Anlaşıldığı kadarıyla Cumhurbaşkanı %52 oy almış olmakla her şeyi ben bilirim noktasına gelmiş bulunuyor.
Devletin üç temel fonksiyonu, üç önemli erki var; biri yasama ( kanun yapma ) diğeri yürütme ( yasalara uygun devlet işlerini yapma ) diğeri de yargı ; ( hukuka uymayanlara gereken müeyyideyi uygulama )
Sayın Cumhurbaşkanı Yasamayı da , Yürütmeyi de adeta kendi bünyesinde toplamış görünüyor. Yargıyı da kendine bağlarsa sıkıntı kalmayacak zannediyor olmalı. Daha önce "Yargı ayak bağı oluyor " anlamındaki sözleriyle bunu zaten teyit etmiş değil miydi?
Türk Tipi Başkanlık ( Nasıl olacağını bilen yok ) sistemini ısrarla istemesinin sebebi belki de bu olmalı.Ben daha fazla yorum yapmayayım. Sizleri Anayasanın yargı ile ilgili hükümleriyle baş başa bırakıyorum.
ANAYASA MADDE 6- Egemenlik, kayıtsız şartsız Milletindir.
Türk Milleti, egemenliğini, Anayasanın koyduğu esaslara göre, yetkili organları eliyle kullanır.
Egemenliğin kullanılması, hiçbir surette hiçbir kişiye, zümreye veya sınıfa bırakılamaz. Hiçbir kimse veya organ kaynağını Anayasadan almayan bir Devlet yetkisi kullanamaz.
IX. Yargı yetkisi
ANAYASA MADDE 9- Yargı yetkisi, Türk Milleti adına bağımsız mahkemelerce kullanılır.
Yargı
I. Genel hükümler
A. Mahkemelerin bağımsızlığı
MADDE 138- Hâkimler, görevlerinde bağımsızdırlar; Anayasaya, kanuna ve hukuka uygun olarak vicdanî kanaatlerine göre hüküm verirler.
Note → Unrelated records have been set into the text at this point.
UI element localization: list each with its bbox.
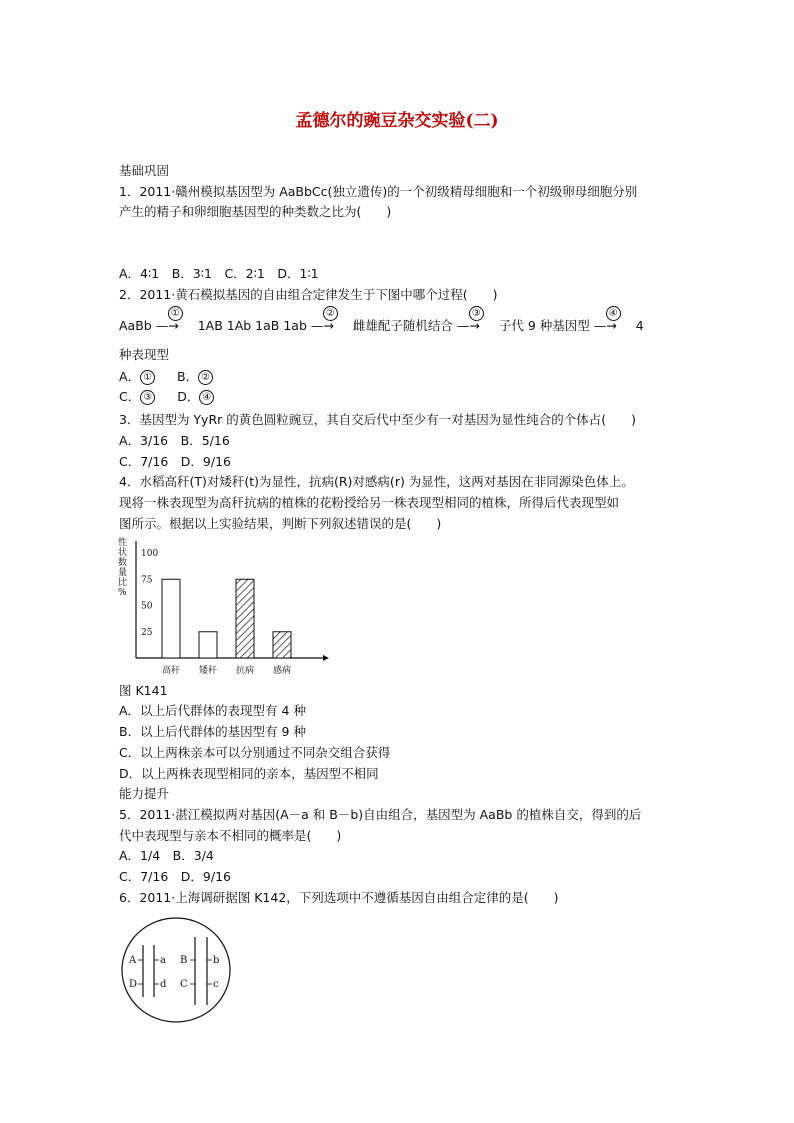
allele-a: a [160, 955, 166, 966]
cell-diagram-k142 [118, 915, 238, 1027]
x-tick-label: 矮秆 [198, 666, 218, 676]
q2-opt-b-symbol: ② [198, 370, 213, 385]
x-tick-labels [162, 664, 291, 676]
section-basic: 基础巩固 [119, 163, 170, 178]
q5-line2: 代中表现型与亲本不相同的概率是( ) [119, 828, 342, 843]
y-ticks [141, 549, 158, 638]
y-tick-label: 50 [141, 601, 153, 612]
q4-line1: 4．水稻高秆(T)对矮秆(t)为显性，抗病(R)对感病(r) 为显性，这两对基因在非同源染色体上。 [119, 474, 634, 489]
q6-stem: 6．2011·上海调研据图 K142，下列选项中不遵循基因自由组合定律的是( ) [119, 890, 559, 905]
x-tick-label: 高秆 [161, 666, 181, 676]
allele-C: C [180, 979, 188, 990]
q2-proc-start: AaBb [119, 318, 152, 333]
y-label-char: 数 [118, 558, 128, 568]
q1-line1: 1．2011·赣州模拟基因型为 AaBbCc(独立遗传)的一个初级精母细胞和一个初级卵母细胞分别 [119, 184, 638, 199]
q2-step4: ④ [606, 306, 621, 321]
y-tick-label: 25 [141, 627, 153, 638]
q2-fertilization: 雌雄配子随机结合 [352, 318, 453, 333]
y-axis-label [118, 536, 127, 598]
allele-B: B [180, 955, 188, 966]
bar-1 [162, 579, 180, 658]
x-axis-arrowhead [323, 655, 329, 661]
q3-options-row1: A．3/16 B．5/16 [119, 433, 230, 448]
q2-opt-d-symbol: ④ [199, 390, 214, 405]
q2-offspring: 子代 9 种基因型 [498, 318, 590, 333]
q3-options-row2: C．7/16 D．9/16 [119, 454, 231, 469]
q2-options-row2 [119, 389, 214, 405]
bar-chart [115, 535, 330, 680]
q5-options-row2: C．7/16 D．9/16 [119, 869, 231, 884]
q2-opt-a-label: A． [119, 369, 141, 384]
q2-opt-c-symbol: ③ [140, 390, 155, 405]
y-label-char: 性 [118, 538, 128, 548]
bar-4 [273, 632, 291, 658]
y-label-char: 状 [118, 548, 128, 558]
q2-opt-c-label: C． [119, 389, 141, 404]
allele-A: A [129, 955, 137, 966]
q5-line1: 5．2011·湛江模拟两对基因(A－a 和 B－b)自由组合，基因型为 AaBb 的植株自交，得到的后 [119, 807, 642, 822]
section-advanced: 能力提升 [119, 786, 170, 801]
x-tick-label: 抗病 [235, 666, 255, 676]
q2-opt-b-label: B． [177, 369, 199, 384]
q2-arrow-2: ② —→ [311, 318, 349, 334]
q2-gametes: 1AB 1Ab 1aB 1ab [197, 318, 307, 333]
y-tick-label: 100 [141, 549, 159, 559]
q5-options-row1: A．1/4 B．3/4 [119, 848, 214, 863]
bar-3 [236, 579, 254, 658]
bars [162, 579, 291, 658]
q4-option-a: A．以上后代群体的表现型有 4 种 [119, 703, 306, 718]
allele-b: b [213, 955, 220, 966]
allele-D: D [129, 979, 138, 990]
q2-step3: ③ [469, 306, 484, 321]
q2-options-row1 [119, 369, 213, 385]
q1-line2: 产生的精子和卵细胞基因型的种类数之比为( ) [119, 204, 392, 219]
q4-line2: 现将一株表现型为高秆抗病的植株的花粉授给另一株表现型相同的植株，所得后代表现型如 [119, 495, 620, 510]
q2-stem: 2．2011·黄石模拟基因的自由组合定律发生于下图中哪个过程( ) [119, 287, 498, 302]
y-label-char: 比 [118, 578, 128, 588]
q2-process [119, 308, 644, 334]
y-label-char: 量 [118, 568, 128, 578]
q2-opt-a-symbol: ① [140, 370, 155, 385]
q2-opt-d-label: D． [177, 389, 200, 404]
q4-option-d: D．以上两株表现型相同的亲本，基因型不相同 [119, 766, 379, 781]
q2-step1: ① [168, 306, 183, 321]
allele-c: c [213, 979, 219, 990]
allele-d: d [160, 979, 167, 990]
q2-arrow-1: ① —→ [156, 318, 194, 334]
figure-label-k141: 图 K141 [119, 683, 168, 698]
q2-step2: ② [323, 306, 338, 321]
q1-options: A．4∶1 B．3∶1 C．2∶1 D．1∶1 [119, 266, 319, 281]
q4-option-b: B．以上后代群体的基因型有 9 种 [119, 724, 306, 739]
q4-line3: 图所示。根据以上实验结果，判断下列叙述错误的是( ) [119, 516, 442, 531]
x-tick-label: 感病 [272, 666, 292, 676]
y-label-char: % [118, 588, 127, 598]
q3-stem: 3．基因型为 YyRr 的黄色圆粒豌豆，其自交后代中至少有一对基因为显性纯合的个体占( ) [119, 412, 637, 427]
q4-option-c: C．以上两株亲本可以分别通过不同杂交组合获得 [119, 745, 391, 760]
q2-arrow-3: ③ —→ [457, 318, 495, 334]
page-title: 孟德尔的豌豆杂交实验(二) [295, 111, 499, 131]
cell-membrane [122, 918, 230, 1022]
q2-result-line2: 种表现型 [119, 347, 170, 362]
q2-arrow-4: ④ —→ [594, 318, 632, 334]
y-tick-label: 75 [141, 575, 153, 586]
q2-result-end: 4 [635, 318, 644, 333]
bar-2 [199, 632, 217, 658]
Hiçbir organ, makam, merci veya kişi, yargı yetkisinin kullanılmasında mahkemelere ve hâkimlere emir ve talimat veremez; genelge gönderemez; tavsiye ve telkinde bulunamaz.
Görev ve Yetkileri
MADDE 148 C Fıkrası (Değişik: 12/9/2010-5982/18 md.) Anayasa Mahkemesi Cumhurbaşkanını, Türkiye Büyük Millet Meclisi Başkanını, Bakanlar Kurulu üyelerini, Anayasa Mahkemesi, Yargıtay, Danıştay, Askerî Yargıtay, Askerî Yüksek İdare Mahkemesi Başkan ve üyelerini, Başsavcılarını, Cumhuriyet Başsavcıvekilini, Hâkimler ve Savcılar Yüksek Kurulu ve Sayıştay Başkan ve üyelerini görevleriyle ilgili suçlardan dolayı Yüce Divan sıfatıyla yargılar.
(Ek fıkra: 12/9/2010-5982/18 md.) Genelkurmay Başkanı, Kara, Deniz ve Hava Kuvvetleri Komutanları ile Jandarma Genel Komutanı da görevleriyle ilgili suçlardan dolayı Yüce Divanda yargılanırlar.
İŞTE CUMHURBAŞKANI İstanbul 14. Ağır Ceza Mahkemesinin kararlarını iştiyakla savunurken en üst mahkeme olan Anayasa Mahkemesinin kararını şiddetle eleştiriyor.
Değerlendirme ve yorum sizin değerli okurlarım.